O relato tocante de Tomé, depois conhecido como relato da dúvida tem um outro matiz de uma tangibilidade emocionante e atual. A prevenção desaparece e a proximidade se torna intima e radical. Como que uma carícia pedida pelo Ressuscitado. Um toque de amor, uma verdadeira unção como aquela de Betânia. Vemos o forte quadro "INCREDULIDADE DE SÃO TOMÉ", pintado por Mathias Stomer (1600-1650) com dois dedos enfiados na chaga lateral do Ressuscitado. Ficamos incomodados com a tamanha crueza do gesto do discípulo. A lição é esta: "Infer digitum tuum huc et vide manus meas et affer manum tuam et mitte in latus meum, et noli fieri incredulus sed fidelis (Cf. Jo 20, 27)". Eis a bela tradução do que o Ressuscitado diz a Tomé: "Coloque o seu dedo aqui; veja as minhas mãos. Estenda a sua mão e coloque-a no meu lado. Não tenha pouca confiança, confie!." Aqui estamos próximos d’Ele. Depois do toque, solicitado, pedido, insistente, a fé do incrédulo, e depois a ceia e o desafio da missão evangelizadora. Dele será pedida a fidelidade dos que não viram mas creem. De quem crê em mulheres e apóstolos. Em Madalena, Pedro, Tomé e João. É preciso tocar com fé, é preciso amar Jesus ao vê-lo e ser amado por Ele sem vê-lo. É preciso vencer o ateu que vive dentro de nós, escondido dentro de nossa própria casa. Não haverá lugar para o cético se houver esperança na vida. Afinal, somos todos gêmeos de Tomé. Queremos dizer que Jesus é o Senhor, mas temos medo e falta-nos confiança. A prova da Ressurreição é o ato de fé e esta vida nova recebida gratuitamente em Cristo, por Cristo e com Cristo. A força do Cristo Jesus nos tira da morte tal qual vemos no afresco Afresco do Monastério Santo Salvador em Chora, Istambul, arrancando do vale da morte pelos pulsos a Adão e Eva. Este ícone da Anastásis (Ressurreição) do século XIII remete sugere que o ícone, não é sobre salvação, mas sobre a divinização. Adão e Eva estão sendo puxados para a vida divina da Santíssima Trindade, divinizados pela ação de Cristo.
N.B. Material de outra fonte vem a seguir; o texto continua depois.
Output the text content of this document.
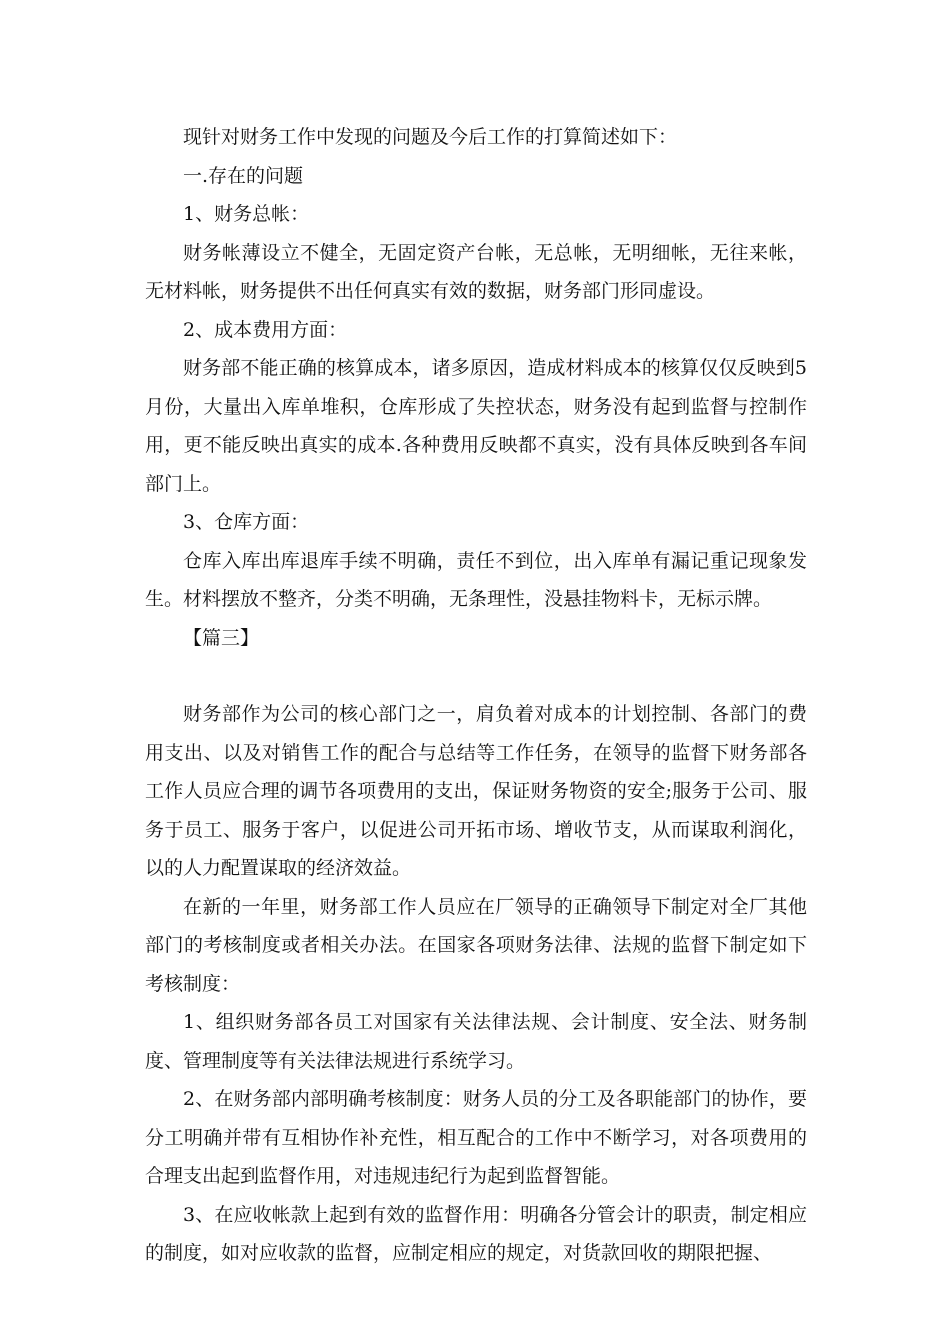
现针对财务工作中发现的问题及今后工作的打算简述如下：

一.存在的问题

1、财务总帐：

财务帐薄设立不健全，无固定资产台帐，无总帐，无明细帐，无往来帐，无材料帐，财务提供不出任何真实有效的数据，财务部门形同虚设。

2、成本费用方面：

财务部不能正确的核算成本，诸多原因，造成材料成本的核算仅仅反映到5月份，大量出入库单堆积，仓库形成了失控状态，财务没有起到监督与控制作用，更不能反映出真实的成本.各种费用反映都不真实，没有具体反映到各车间部门上。

3、仓库方面：

仓库入库出库退库手续不明确，责任不到位，出入库单有漏记重记现象发生。材料摆放不整齐，分类不明确，无条理性，没悬挂物料卡，无标示牌。

【篇三】

财务部作为公司的核心部门之一，肩负着对成本的计划控制、各部门的费用支出、以及对销售工作的配合与总结等工作任务，在领导的监督下财务部各工作人员应合理的调节各项费用的支出，保证财务物资的安全;服务于公司、服务于员工、服务于客户，以促进公司开拓市场、增收节支，从而谋取利润化，以的人力配置谋取的经济效益。

在新的一年里，财务部工作人员应在厂领导的正确领导下制定对全厂其他部门的考核制度或者相关办法。在国家各项财务法律、法规的监督下制定如下考核制度：

1、组织财务部各员工对国家有关法律法规、会计制度、安全法、财务制度、管理制度等有关法律法规进行系统学习。

2、在财务部内部明确考核制度：财务人员的分工及各职能部门的协作，要分工明确并带有互相协作补充性，相互配合的工作中不断学习，对各项费用的合理支出起到监督作用，对违规违纪行为起到监督智能。

3、在应收帐款上起到有效的监督作用：明确各分管会计的职责，制定相应的制度，如对应收款的监督，应制定相应的规定，对货款回收的期限把握、
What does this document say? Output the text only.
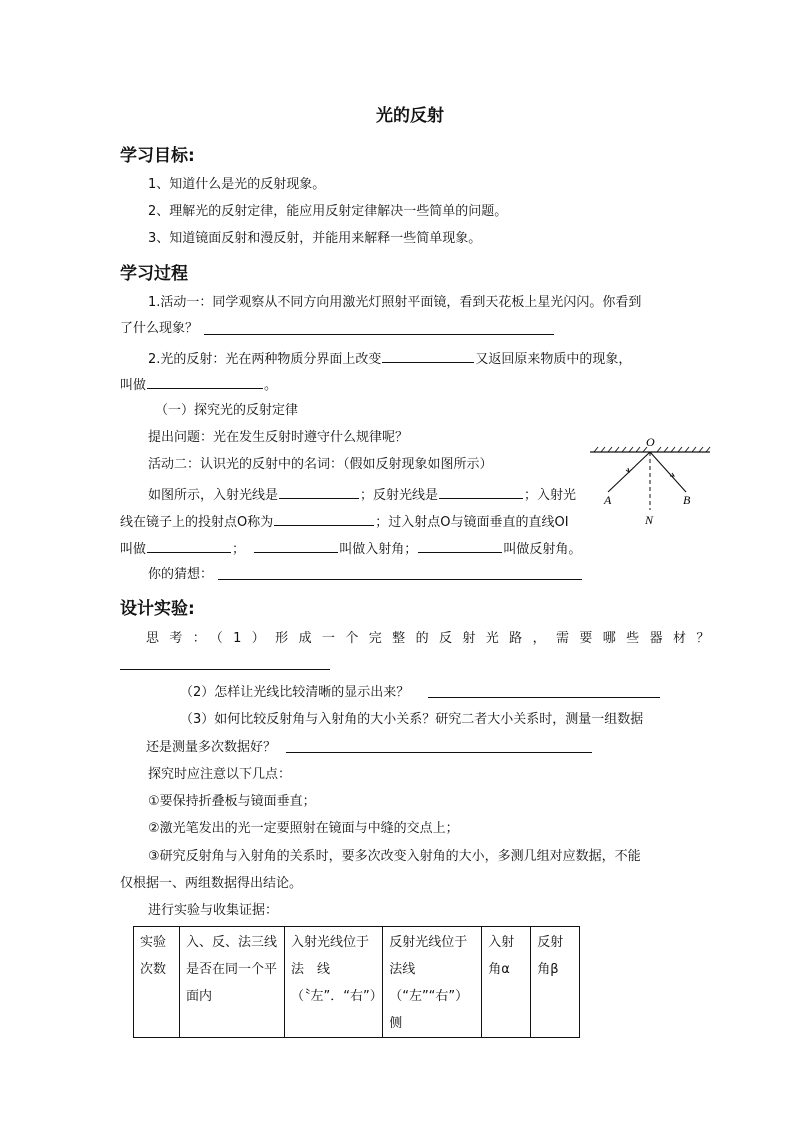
光的反射
学习目标:
1、知道什么是光的反射现象。
2、理解光的反射定律，能应用反射定律解决一些简单的问题。
3、知道镜面反射和漫反射，并能用来解释一些简单现象。
学习过程
1.活动一：同学观察从不同方向用激光灯照射平面镜，看到天花板上星光闪闪。你看到
了什么现象？
2.光的反射：光在两种物质分界面上改变	又返回原来物质中的现象，
叫做	。
（一）探究光的反射定律
提出问题：光在发生反射时遵守什么规律呢？
活动二：认识光的反射中的名词：（假如反射现象如图所示）
如图所示，入射光线是	；反射光线是	；入射光
线在镜子上的投射点O称为	；过入射点O与镜面垂直的直线OI
叫做	；	叫做入射角；	叫做反射角。
你的猜想：
O
A	B
N
设计实验:
思考：（1）形成一个完整的反射光路，需要哪些器材？
（2）怎样让光线比较清晰的显示出来？
（3）如何比较反射角与入射角的大小关系？研究二者大小关系时，测量一组数据
还是测量多次数据好？
探究时应注意以下几点：
①要保持折叠板与镜面垂直；
②激光笔发出的光一定要照射在镜面与中缝的交点上；
③研究反射角与入射角的关系时，要多次改变入射角的大小，多测几组对应数据，不能
仅根据一、两组数据得出结论。
进行实验与收集证据：
实验次数	入、反、法三线是否在同一个平面内	入射光线位于法　线　（〝左”．“右”）	反射光线位于法线（“左”“右”）侧	入射角α	反射角β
O amor de Cristo nos arranca dos abismos. De seu lado jorram vida e amor. Ele é o ungido e nós somos seus amigos. Nós que havíamos plantado Jesus na terra como trigo moído e esmagado, agora vemos o Pai o ressuscita-lo e desta nova Vida vemos brotar centenas de espigas, frutos do amor, da ternura e da misericórdia. Somos mais que chamados, mas puxados, arrancados! Somos levados para Deus por Cristo na força do Espírito.

Assim recitei ainda criança esta sequência pascal ensinada por minha avó materna:
"A morte e a vida lutaram admiravelmente: o Senhor da vida reina vivo depos de morto. Diga-nos tu, Maria: que viste pelo caminho? Vi o sepulcro de Cristo vivo e a gloria do Ressuscitado. Vi anjos que mo asseguraram; vi o sudário e os lençois. Ressuscitou Cristo, minha esperança: e os precede na Galiléia. Sabemos que Cristo, em verdade, ressuscitou de entre os mortos: tu, oh Rei triunfante, tem misericórdia de nós. Amém. Aleluia!"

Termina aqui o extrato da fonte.